あと、お酒が好きなので、休みの日は都留に住んでいる親友たちと飲みに行っています。
−プライベートと仕事、どちらも大事にできる環境が、今の職場だったのですね。
そうですね。100%とはいかなくても、ある程度のバランスが取れていると思います。
何はともあれ「現場でやってみる」
失敗は恐れず挑戦を!!
−では、須山さんがこれからやっていきたいことはどんなことですか?
会社にある全ての機械をマスターしたいですね。今、5分の4くらいまできているので。その先は・・・内緒です!(笑)
−あと少しですね!頑張ってください!!
最後に、貴社への就職を考えている人にアドバイスをお願いします。
自分は機械工学科の出身ですが、実際に働く上では、学校で勉強した何倍、何十倍もの詳しい知識が必要でした。

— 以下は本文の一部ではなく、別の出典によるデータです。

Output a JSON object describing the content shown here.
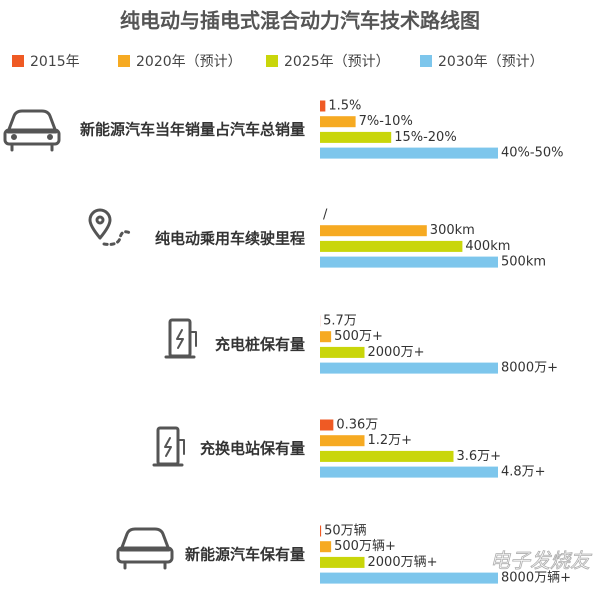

でもそれは、入社して、現場で、先輩の仕事を見たり、実際に機械を触ったりしていく中で身に着けていくもので、椅子に座ってパソコンに向かって勉強するということは、この会社ではあまりありません。
だから、基本的なコミュニケーション、挨拶や受け答えがきちんとできる人、そして、失敗を恐れずに挑戦できる人であれば大丈夫だと思います。
取材後記
時折悩みながらも、素直なお気持ちを聞かせてくださった須山さん。お聞きして、仕事内容そのものはもちろんのこと、自分が好きなものとは?自分の人生で優先したいこととは?と考えることも、就職活動をする上で大事なポイントなのだと改めて感じました。
また、インタビュー終了後、個別に工場長の佐藤貢三さん(56)にもお話を伺いました。
佐藤さんによりますと、須山さんは
「みんなにとって息子や弟みたいな可愛い存在」
「若くて将来性もあるので、色々な部署で経験を積んで、会社の全体的なことを理解できる人間になってもらいたい。その中で、自分はこの作業には自信があるというものを見つけてもらえたらと思う」
「ボウリングが得意と聞き、”俺が相手してやるよ”と一緒に行ったら、桁違いでした(笑)」
佐藤さんご自身は、お仕事に対して
「機械1つマスターするのに半年〜1年かかる。さらに、作る金型は同じものが1つとしてないので、機械の扱いには慣れても、扱う製品に慣れることはない」
「大変だけど、自分が作ったものが世の中に出回る、結果が見えるというのが、ものづくりのやりがい」
と感じていらっしゃるとのこと。ものづくりの魅力を教えていただき、ありがとうございました!